The most common radiologic findings are bilateral nodular opacities, generally smaller than 3mm, although cases with opacities larger than 12mm have been described, with centrilobular or peribronchiolar distribution. Bilateral patchy areas of ground glass opacities can be seen with non-segmental distribution.8

From a histologic standpoint, there are numerous lymphoid follicles associated with germinal centers around the bronchi and bronchioles, which are occasionally associated with interstitial inflammatory infiltrates in the adjacent alveolar septa. In 20% of the cases, this is significant and the differential diagnosis should include lymphocytic interstitial pneumonia, lymphoid nodular hyperplasia and low-grade BALT lymphoma.5

Differentiating between these entities is not simple and is usually based on the extension of the infiltrate, with a peribronchial or peribronchiolar distribution in follicular bronchiolitis and diffuse distribution in lymphocytic interstitial pneumonia.8

Lymphoid nodular hyperplasia is distinguished by its radiological as well as histologic characteristics.
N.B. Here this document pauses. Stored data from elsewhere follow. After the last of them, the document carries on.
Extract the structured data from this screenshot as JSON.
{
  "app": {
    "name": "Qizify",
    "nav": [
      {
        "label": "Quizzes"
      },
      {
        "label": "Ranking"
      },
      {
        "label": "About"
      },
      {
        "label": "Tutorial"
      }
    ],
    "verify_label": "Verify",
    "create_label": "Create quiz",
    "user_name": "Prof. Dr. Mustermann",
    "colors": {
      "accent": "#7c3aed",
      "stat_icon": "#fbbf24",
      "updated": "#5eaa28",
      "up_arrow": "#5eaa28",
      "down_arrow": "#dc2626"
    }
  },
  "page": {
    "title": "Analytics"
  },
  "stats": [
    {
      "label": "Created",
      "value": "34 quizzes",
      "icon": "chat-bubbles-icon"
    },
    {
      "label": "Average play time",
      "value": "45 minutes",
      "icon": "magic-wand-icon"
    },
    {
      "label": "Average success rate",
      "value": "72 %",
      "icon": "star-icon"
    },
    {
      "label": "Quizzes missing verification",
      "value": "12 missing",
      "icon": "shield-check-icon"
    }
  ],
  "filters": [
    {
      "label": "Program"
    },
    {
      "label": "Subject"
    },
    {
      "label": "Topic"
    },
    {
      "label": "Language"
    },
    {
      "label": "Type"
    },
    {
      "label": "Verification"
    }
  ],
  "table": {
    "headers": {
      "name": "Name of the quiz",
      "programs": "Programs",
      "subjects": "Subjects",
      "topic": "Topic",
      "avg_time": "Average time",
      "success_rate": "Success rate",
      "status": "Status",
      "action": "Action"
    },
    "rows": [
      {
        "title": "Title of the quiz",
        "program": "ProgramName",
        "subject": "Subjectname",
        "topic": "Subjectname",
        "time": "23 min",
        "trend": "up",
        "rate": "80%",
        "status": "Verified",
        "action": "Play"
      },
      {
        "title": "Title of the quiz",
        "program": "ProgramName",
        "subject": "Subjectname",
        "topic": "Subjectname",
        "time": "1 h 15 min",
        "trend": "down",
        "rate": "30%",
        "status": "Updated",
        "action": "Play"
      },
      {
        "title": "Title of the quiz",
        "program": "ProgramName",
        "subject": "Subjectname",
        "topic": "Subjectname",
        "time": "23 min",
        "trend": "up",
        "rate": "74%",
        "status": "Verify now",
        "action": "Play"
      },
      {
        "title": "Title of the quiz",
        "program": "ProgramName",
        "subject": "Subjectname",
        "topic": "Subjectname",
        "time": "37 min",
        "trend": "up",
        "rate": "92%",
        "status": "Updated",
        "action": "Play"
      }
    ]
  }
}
It presents as single or multiple masses with proliferation of germinal centers that tend to converge, with interfollicular plasma cells. In low-grade BALT lymphoma, these masses appear to be solid and well-defined or multiple, with infiltrates made up of monoclonal B lymphocytes, and in some of the cases there may be germinal centers.5

Even though treatment with immunoglobulins can significantly reduce the frequency and severity of infections, the lung lesions progress in spite of proper treatment. The number of pneumonias prior to diagnosis has been proposed as the most sensitive parameter for detecting alterations on thoracic CT.9

In these patients, diagnosis is frequently delayed due to the low prevalence and low clinical suspicion, so the presence of repeated pneumonia is sufficient criteria to contemplate the existence of an immunodeficiency.